Science has given us a reality which is global, even universal. It is a reality that has rid itself of philosophies, opinions, traditions, and folklore which, by their very nature, are local. It is a reality, which every individual of our race, regardless of his/her origin and background, can grasp and concretely verify. This universal reality consists of three types of fundamental particles: the up quark, the down quark, and the electron, which make up the entire visible universe, which was created in a big bang 13.69 billion years ago. This reality informs us that the two types of quarks are glued together by some other fundamental particles and confined in protons and neutrons, the constituents of nuclei, which, together with electrons, form atoms; that the two lightest atoms, hydrogen and helium, make up over 99% of the visible universe. It is a reality created by the irrefutable force of observation, and that force tells us that 96% of the universe is invisible and, as a whole, it is expanding faster and faster.
That reality combines atoms to form molecules, a form of matter most abundant on Earth. Many of these molecules are simple and consist of a few atoms. Some are very complex and composed of thousands of less complex molecules, each of the latter carrying hundreds of atoms. Some were formed a few billion years ago and had a property which we now call life.
This reality is unique and verifiable, and is the only one that can truly be called “reality.” It is a dynamic reality which evolves as the scientific wisdom of our race evolves. It is discovered through the laborious undertakings of generations of scientists who communicate their discoveries not only to their peers, but more importantly, to the next generation of scientists, who build on the knowledge of all the previous generations. And this communication is crucial for the development of science and the recognition of reality. Without this communication, without the language in which the communication takes place, this unique and universal reality cannot exist! And this reality is available to every human being once he/she learns this language.

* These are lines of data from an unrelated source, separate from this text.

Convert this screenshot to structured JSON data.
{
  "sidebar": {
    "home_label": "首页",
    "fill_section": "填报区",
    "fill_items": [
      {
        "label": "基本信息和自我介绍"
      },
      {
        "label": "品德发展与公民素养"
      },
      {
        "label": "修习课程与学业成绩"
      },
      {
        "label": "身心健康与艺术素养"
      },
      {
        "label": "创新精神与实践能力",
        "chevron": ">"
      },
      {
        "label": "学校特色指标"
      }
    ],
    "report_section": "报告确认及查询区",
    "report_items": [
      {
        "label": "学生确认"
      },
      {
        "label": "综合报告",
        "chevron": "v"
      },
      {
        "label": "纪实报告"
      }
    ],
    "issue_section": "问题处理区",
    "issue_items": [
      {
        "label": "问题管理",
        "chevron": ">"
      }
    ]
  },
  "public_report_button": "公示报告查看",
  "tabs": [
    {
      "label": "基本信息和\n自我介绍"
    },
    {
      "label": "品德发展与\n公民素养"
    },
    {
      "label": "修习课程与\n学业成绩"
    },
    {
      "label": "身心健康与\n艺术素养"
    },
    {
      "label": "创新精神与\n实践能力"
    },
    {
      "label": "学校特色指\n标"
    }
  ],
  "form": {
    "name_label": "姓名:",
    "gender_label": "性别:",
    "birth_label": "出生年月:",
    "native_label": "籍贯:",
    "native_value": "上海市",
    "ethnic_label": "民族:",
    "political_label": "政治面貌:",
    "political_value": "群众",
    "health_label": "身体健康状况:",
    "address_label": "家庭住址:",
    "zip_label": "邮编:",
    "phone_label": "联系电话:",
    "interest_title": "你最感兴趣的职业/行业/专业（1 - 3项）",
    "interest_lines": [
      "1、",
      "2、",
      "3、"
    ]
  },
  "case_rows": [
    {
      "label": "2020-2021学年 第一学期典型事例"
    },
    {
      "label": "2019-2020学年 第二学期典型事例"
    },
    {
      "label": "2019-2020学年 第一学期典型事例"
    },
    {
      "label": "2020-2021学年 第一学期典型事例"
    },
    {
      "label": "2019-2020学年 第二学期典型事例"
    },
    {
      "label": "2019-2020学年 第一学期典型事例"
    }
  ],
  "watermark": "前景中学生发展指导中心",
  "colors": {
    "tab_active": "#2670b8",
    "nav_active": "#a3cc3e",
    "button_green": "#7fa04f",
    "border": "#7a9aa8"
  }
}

Not only can every member of our race access this reality and verify our understanding of it, but all intelligent beings of planets whirling around stars in distant galaxies will (or have) come to the same understanding. As they fathom the stars and galaxies in their skies, they discover the same hydrogen and helium atoms that we have discovered; they see that these atoms have very small and very massive nuclei. And if they have reached the stage of our 1980 physics, they know that these nuclei are composed of quarks, which, in a colossal explosion, came into existence, free for a fleeting moment, but eternally trapped inside protons and neutrons which make up the nuclei.
If the universal reality is the product of scientific research, then the knowledge of that reality is nothing but scientific knowledge. A child “knows” that there are monsters under his bed; a member of a tribe “knows” that the world was created by a giant frog; a Christian fundamentalist “knows” that blowing up an abortion clinic is the right thing to do; and the president of a powerful country “knows” that his conflict with a weaker country can be solved by bombing the latter.
Once you step outside the domain of science, the boundary between ignorance and knowledge disappears.